Le rappel de ces dix-sept textes est utile puisque nul n’en parle, sauf Mme la garde des Sceaux Nicole Belloubet, en séance à l’Assemblée nationale le 23 novembre 2018, qui précisait, à propos de la « consécration du droit à l’avocat lors de la perquisition : […] de même, la comparaison avec l’intervention de l’avocat lors des perquisitions par les autorités administratives – douane, administration fiscale, autorité de la concurrence – n’a pas lieu d’être »7.

Il n’y a pas lieu de distinguer entre ces deux régimes de perquisition qui pourtant instaurent une discrimination au plan de l’exercice des droits de la défense, au préjudice du justiciable et de l’avocat, dont la présence n’est pas prévue (ni interdite) par le code de procédure pénale.

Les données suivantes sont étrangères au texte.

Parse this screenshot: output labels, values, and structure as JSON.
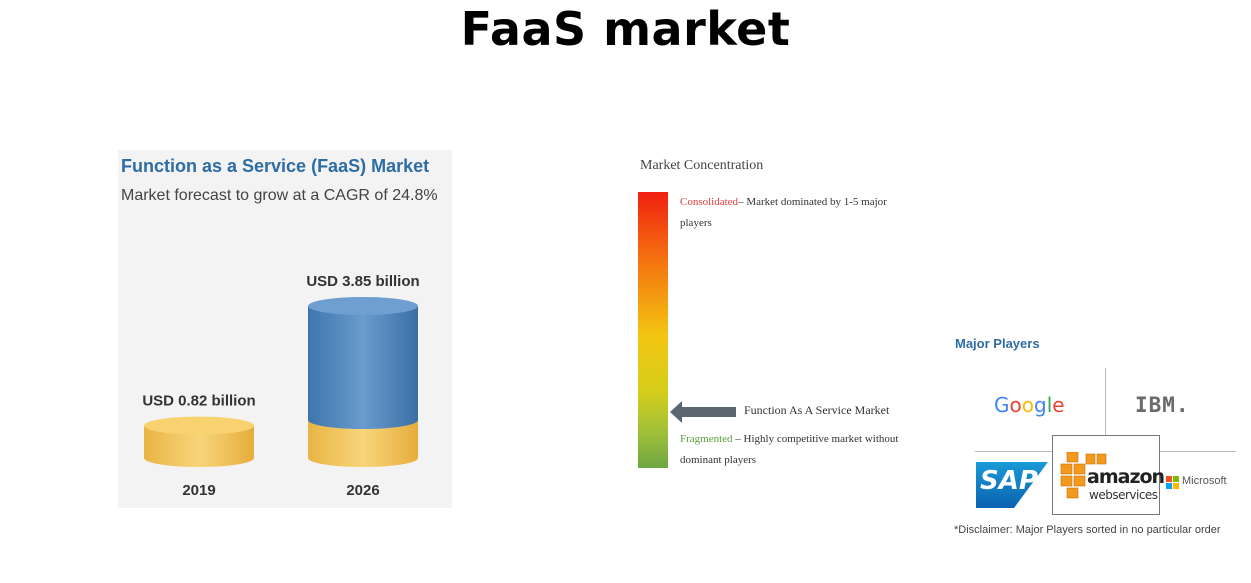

En pratique, rien ne distingue, au point de vue de l’intrusion, une perquisition judiciaire effectuée par un magistrat ou un officier de police judiciaire d’une perquisition effectuée par les agents de telle autorité administrative, également souvent autorisée et contrôlée par un magistrat judiciaire indépendant en la personne du juge des libertés et de la détention que le rapport Jacques Beaume définissait comme le « gardien naturel “de second niveau” de la liberté individuelle ou de la vie privée susceptibles d’être compromises par une enquête » et devant intervenir « pour garantir la légalité et la proportionnalité de l’investigation attentatoire à la liberté ou à la vie privée »8.

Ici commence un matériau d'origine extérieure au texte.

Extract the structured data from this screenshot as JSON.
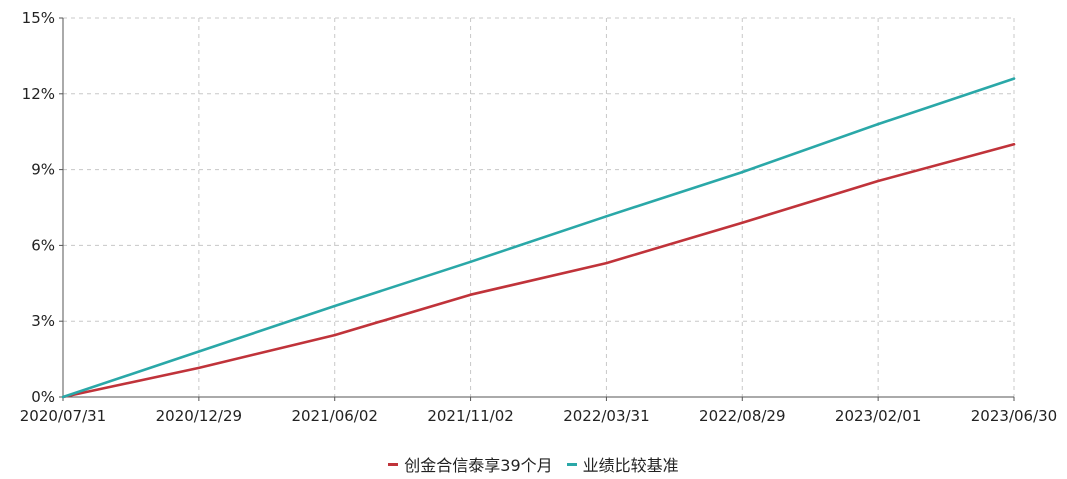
{
  "chart_data": {
    "type": "line",
    "title": "",
    "xlabel": "",
    "ylabel": "",
    "x_ticks": [
      "2020/07/31",
      "2020/12/29",
      "2021/06/02",
      "2021/11/02",
      "2022/03/31",
      "2022/08/29",
      "2023/02/01",
      "2023/06/30"
    ],
    "y_ticks": [
      "0%",
      "3%",
      "6%",
      "9%",
      "12%",
      "15%"
    ],
    "ylim": [
      0,
      15
    ],
    "grid": true,
    "legend_position": "bottom-center",
    "series": [
      {
        "name": "创金合信泰享39个月",
        "color": "#c0333a",
        "values": [
          0.0,
          1.15,
          2.45,
          4.05,
          5.3,
          6.9,
          8.55,
          10.0
        ]
      },
      {
        "name": "业绩比较基准",
        "color": "#2aa8a8",
        "values": [
          0.0,
          1.8,
          3.6,
          5.35,
          7.15,
          8.9,
          10.8,
          12.6
        ]
      }
    ]
  }
}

D’ailleurs, une perquisition de l’autorité administrative peut s’avérer en fait plus contraignante qu’une perquisition effectuée par une autorité policière ou judiciaire.

Et de plus fort en faveur de cette assistance, les dispositions de l’article 56-1-1 du code de procédure pénale9, issues de la loi pour la confiance dans l’institution judiciaire du 22 décembre 2021, constituent une véritable incitation à cette évolution législative dans le sens du contradictoire, afin que le droit d’opposition à la saisie des documents relevant de l’exercice des droits de la défense et couvert par le secret professionnel de la défense et du conseil, puisse être effectivement préservé et exercé.

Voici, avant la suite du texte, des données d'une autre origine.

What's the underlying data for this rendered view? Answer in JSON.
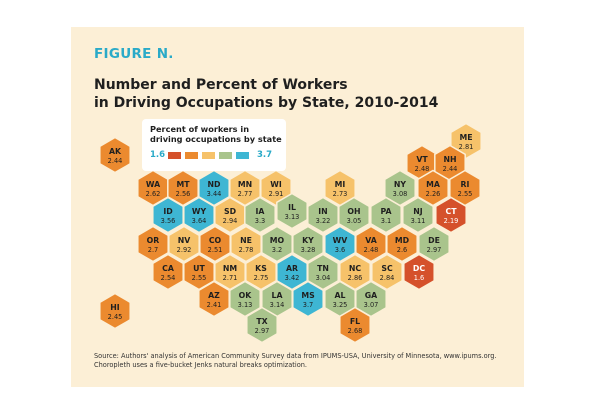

En cette matière de l’intrusion pénale, bien qu’il soit de jurisprudence ancienne que la présence de l’avocat au cours d’une perquisition n’est pas requise10, les juges, lorsqu’ils y sont invités, doivent « s’expliquer […] sur la teneur des propos consignés dans le procès-verbal de perquisition susceptibles de constituer une audition, prévue par l’article 63-4-2 du code de procédure pénale, nécessitant la présence d’un avocat »11 afin, s’ils constatent que celle-ci « [a été] privée de liberté [et] entendue sur les faits qui lui sont reprochés », de juger nécessaire qu’elle fut assistée d’un avocat12.

La chambre criminelle a donc consacré le droit à l’assistance d’un avocat au cours de toute audition et interrogatoire informel pendant l’intrusion. Rappelons en effet que le droit à l’assistance d’un avocat est prévu par le code de procédure pénale, au stade de l’enquête comme de l’instruction, en particulier à l’occasion de trois mesures majeures : l’audition libre et la confrontation du suspect (C. pr. pén., art. 61-1)13, les auditions et confrontations de la personne gardée à vue (C. pr. pén., art. 63-4-2) et les interrogatoires et confrontations de la personne mise en examen (C. pr. pén., art. 114).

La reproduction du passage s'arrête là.